Data Processing#

The icesat2db.IceSat2Processor class in icesat2db manages the entire workflow of downloading, processing, and storing ICESat-2 data in either a local or s3-based tileDB. This section outlines the key functions of icesat2db.IceSat2Processor, example usage, core functions, and customization options for efficient ICESat-2 data handling.

Overview of IceSat2Processor workflow#

The icesat2db.IceSat2Processor class handles the following tasks:

Initialization: Sets up paths, configurations, and database connections.
Granule downloading: Automatically downloads h5 granule files for the ICESat-2 ATL08 product.
Data processing: Applies quality filtering and prepares data for storage.
Database writing: Stores processed data in a TileDB array with proper metadata for easy querying.

Example usage#

Below is a quick example of using the icesat2db.IceSat2Processor in a workflow:

import icesat2db as isdb

config_file = 'path/to/config_file.yml'
geometry = 'path/to/test.geojson'

# Initialize the IceSat2Processor and compute
concurrent_engine= concurrent.futures.ThreadPoolExecutor(max_workers=10)

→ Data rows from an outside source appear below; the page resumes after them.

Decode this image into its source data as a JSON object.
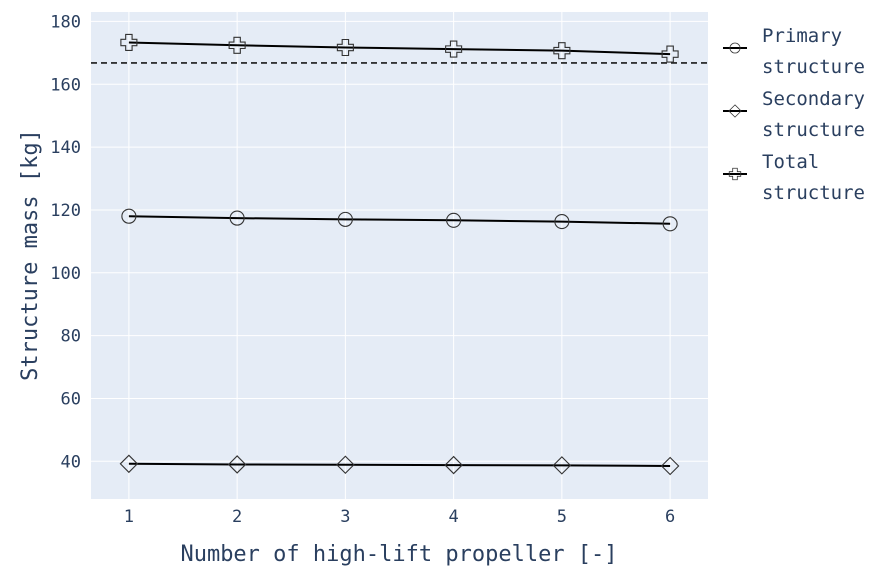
{
  "chart_data": {
    "type": "line",
    "title": "",
    "xlabel": "Number of high-lift propeller [-]",
    "ylabel": "Structure mass [kg]",
    "x": [
      1,
      2,
      3,
      4,
      5,
      6
    ],
    "xticks": [
      "1",
      "2",
      "3",
      "4",
      "5",
      "6"
    ],
    "xlim": [
      0.65,
      6.35
    ],
    "ylim": [
      28,
      183
    ],
    "yticks": [
      "40",
      "60",
      "80",
      "100",
      "120",
      "140",
      "160",
      "180"
    ],
    "grid": true,
    "legend_position": "right",
    "background_color": "#e5ecf6",
    "line_color": "#000000",
    "text_color": "#2a3f5f",
    "reference_line": {
      "y": 166.8,
      "style": "dashed"
    },
    "series": [
      {
        "name": "Primary structure",
        "marker": "circle",
        "values": [
          118.0,
          117.4,
          117.0,
          116.7,
          116.3,
          115.6
        ]
      },
      {
        "name": "Secondary structure",
        "marker": "diamond",
        "values": [
          39.2,
          39.0,
          38.9,
          38.8,
          38.7,
          38.5
        ]
      },
      {
        "name": "Total structure",
        "marker": "cross",
        "values": [
          173.3,
          172.4,
          171.7,
          171.2,
          170.7,
          169.6
        ]
      }
    ]
  }
}
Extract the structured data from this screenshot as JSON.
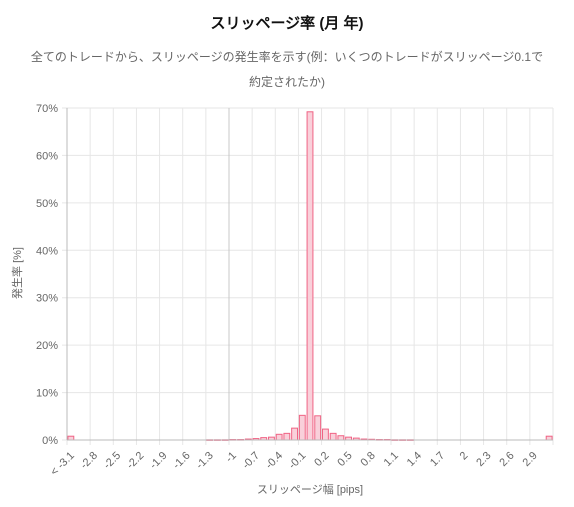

# Initialize the IceSat2Processor and compute
with isdb.IceSat2Processor(
    config_file=config_file,
    geometry=geometry,
    start_date='2020-01-01',
    end_date='2020-12-31',
    earth_data_dir='/path/to/earthdata_credential_folder',
    parallel_engine=concurrent_engine,
) as processor:
    processor.compute(consolidate=True)

Processing workflow#

The compute() method of icesat2db.IceSat2Processor initiates the following workflow, using configuration settings defined in data_config.yml:

Setup and initialization:
- The icesat2db.IceSat2Processor is initialized with the data_config.yml file for parameters like spatial and temporal boundaries, product details, and filtering criteria.
- Database tables are created based on the parameters in data_config.yml, ensuring that the tileDB required for granule storage is in place and properly configured.
- Paths are set up for storing granules.
Granule downloading:

The granule downloading process consists of two main components:
- CMR Data Querying: The icesat2db.CMRDataDownloader class queries NASA’s CMR service for ICESat-2 ATL08 granules within the specified spatial and temporal bounds. It retrieves granule metadata and implements a retry mechanism to handle transient API failures.
- Granule File Downloading: The icesat2db.H5FileDownloader class downloads h5 granule files using a robust, resumable process. It supports partial downloads with a temporary part file and only renames files to h5 upon successful completion. The class also handles network failures and retries failed downloads to ensure reliability.
Granules are stored in structured directories, with each granule ID having separate subdirectories containing its corresponding ICESat-2 product files.
Data processing:

The processing pipeline efficiently handles ICESat-2 granules by downloading, parsing, filtering, and merging data in parallel.
- Parallel Processing:
  - Both granule downloading and processing are performed concurrently.
  - Each worker processes data for a temporal tile as defined in data_config.yml.
  - The number of workers is controlled by the parallel_engine setting, determining how many granules are processed simultaneously.
- Granule Parsing & Quality Filtering:
  - Each granule is parsed and processed by the icesat2db.IceSat2Granule class.
  - Quality filtering is applied using flags such as sensitivity and degrade status.
  - For more details on filtering criteria, refer to Quality Filtering.
  - The resulting unified dataset is prepared for writing to TileDB.
Database writing:

The processed ICESat-2 data is written to a TileDB database, ensuring efficient storage and retrieval.
- Data Storage: Processed data is stored in either a local or S3-based TileDB database, distributed across different fragments.
- Spatial Chunking: The data is partitioned into spatial chunks as defined in data_config.yml, with each chunk stored in a separate fragment.
- Writing Process:
  - Validation: The _validate_granule_data method ensures required dimensions and critical variables are present before writing.
  - Coordinate Preparation: The _prepare_coordinates method extracts dimension data (e.g., time, latitude, longitude).
  - Variable Extraction: The _extract_variable_data method separates scalar and profile variables for structured storage.
  - TileDB Writing: The _write_to_tiledb method writes data with a retry mechanism to handle potential failures.
- Metadata & Optimization:
  - Metadata is stored alongside the data to support efficient querying.
  - After all granules are processed, the database undergoes consolidation to optimize query performance. The consolidation strategy can be configured in data_config.yml.

Advanced customization options#

The icesat2db.IceSat2Processor class is highly configurable, allowing you to tailor data processing to your specific needs:

`data_config.yml`: Modify this file to specify:
- Database configuration details
- Variables list for the ATL08 product (level_atl08)
For details on configuration files, refer to the Configuration files page.

Performance considerations#

Using parallel engines (e.g., Dask) for parallel processing enables icesat2db to scale efficiently, particularly when working with large datasets. However, ensure that your system has sufficient memory for handling multiple workers and large h5 files.